On the Marginal Benefit of Active Learning: Does Self-Supervision Eat Its Cake?
This work addresses the efficiency of labeling in machine learning, showing that S4L techniques may make active learning redundant, which is incremental as it challenges existing paradigms.
The paper investigates whether combining active learning with self-supervised and semi-supervised learning (S4L) techniques yields benefits, finding that S4L methods, such as self-supervised pre-training, significantly improve performance in low-label settings, but active learning provides no additional gain when integrated with S4L.

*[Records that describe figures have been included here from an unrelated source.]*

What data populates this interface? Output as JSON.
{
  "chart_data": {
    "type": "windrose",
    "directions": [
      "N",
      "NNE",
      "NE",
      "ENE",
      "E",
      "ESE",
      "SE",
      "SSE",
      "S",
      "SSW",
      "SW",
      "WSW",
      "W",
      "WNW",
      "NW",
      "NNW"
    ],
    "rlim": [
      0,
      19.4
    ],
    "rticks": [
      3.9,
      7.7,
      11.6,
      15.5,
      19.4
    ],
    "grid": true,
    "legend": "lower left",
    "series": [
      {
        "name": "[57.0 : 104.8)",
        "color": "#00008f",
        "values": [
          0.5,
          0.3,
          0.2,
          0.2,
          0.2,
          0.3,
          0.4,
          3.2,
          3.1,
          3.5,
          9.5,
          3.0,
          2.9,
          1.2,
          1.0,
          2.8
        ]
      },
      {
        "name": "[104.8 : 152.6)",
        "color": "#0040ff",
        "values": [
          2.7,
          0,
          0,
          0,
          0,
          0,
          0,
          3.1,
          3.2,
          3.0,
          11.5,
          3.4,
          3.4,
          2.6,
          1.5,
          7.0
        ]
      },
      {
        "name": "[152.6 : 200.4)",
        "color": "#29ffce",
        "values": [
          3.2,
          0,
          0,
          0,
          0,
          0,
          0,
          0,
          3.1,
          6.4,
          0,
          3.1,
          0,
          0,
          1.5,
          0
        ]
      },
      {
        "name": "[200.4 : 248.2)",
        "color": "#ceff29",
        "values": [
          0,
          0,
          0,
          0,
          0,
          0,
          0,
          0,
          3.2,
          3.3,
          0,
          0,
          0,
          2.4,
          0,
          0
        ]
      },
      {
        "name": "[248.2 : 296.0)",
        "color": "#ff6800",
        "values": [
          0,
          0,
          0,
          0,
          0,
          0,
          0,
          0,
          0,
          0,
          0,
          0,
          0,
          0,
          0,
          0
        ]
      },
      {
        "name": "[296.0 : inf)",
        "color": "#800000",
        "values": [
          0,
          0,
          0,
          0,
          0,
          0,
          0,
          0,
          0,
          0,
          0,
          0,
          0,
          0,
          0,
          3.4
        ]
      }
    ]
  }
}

Active learning is the set of techniques for intelligently labeling large unlabeled datasets to reduce the labeling effort. In parallel, recent developments in self-supervised and semi-supervised learning (S4L) provide powerful techniques, based on data-augmentation, contrastive learning, and self-training, that enable superior utilization of unlabeled data which led to a significant reduction in required labeling in the standard machine learning benchmarks. A natural question is whether these paradigms can be unified to obtain superior results. To this aim, this paper provides a novel algorithmic framework integrating self-supervised pretraining, active learning, and consistency-regularized self-training. We conduct extensive experiments with our framework on CIFAR10 and CIFAR100 datasets. These experiments enable us to isolate and assess the benefits of individual components which are evaluated using state-of-the-art methods (e.g.~Core-Set, VAAL, simCLR, FixMatch). Our experiments reveal two key insights: (i) Self-supervised pre-training significantly improves semi-supervised learning, especially in the few-label regime, (ii) The benefit of active learning is undermined and subsumed by S4L techniques. Specifically, we fail to observe any additional benefit of state-of-the-art active learning algorithms when combined with state-of-the-art S4L techniques.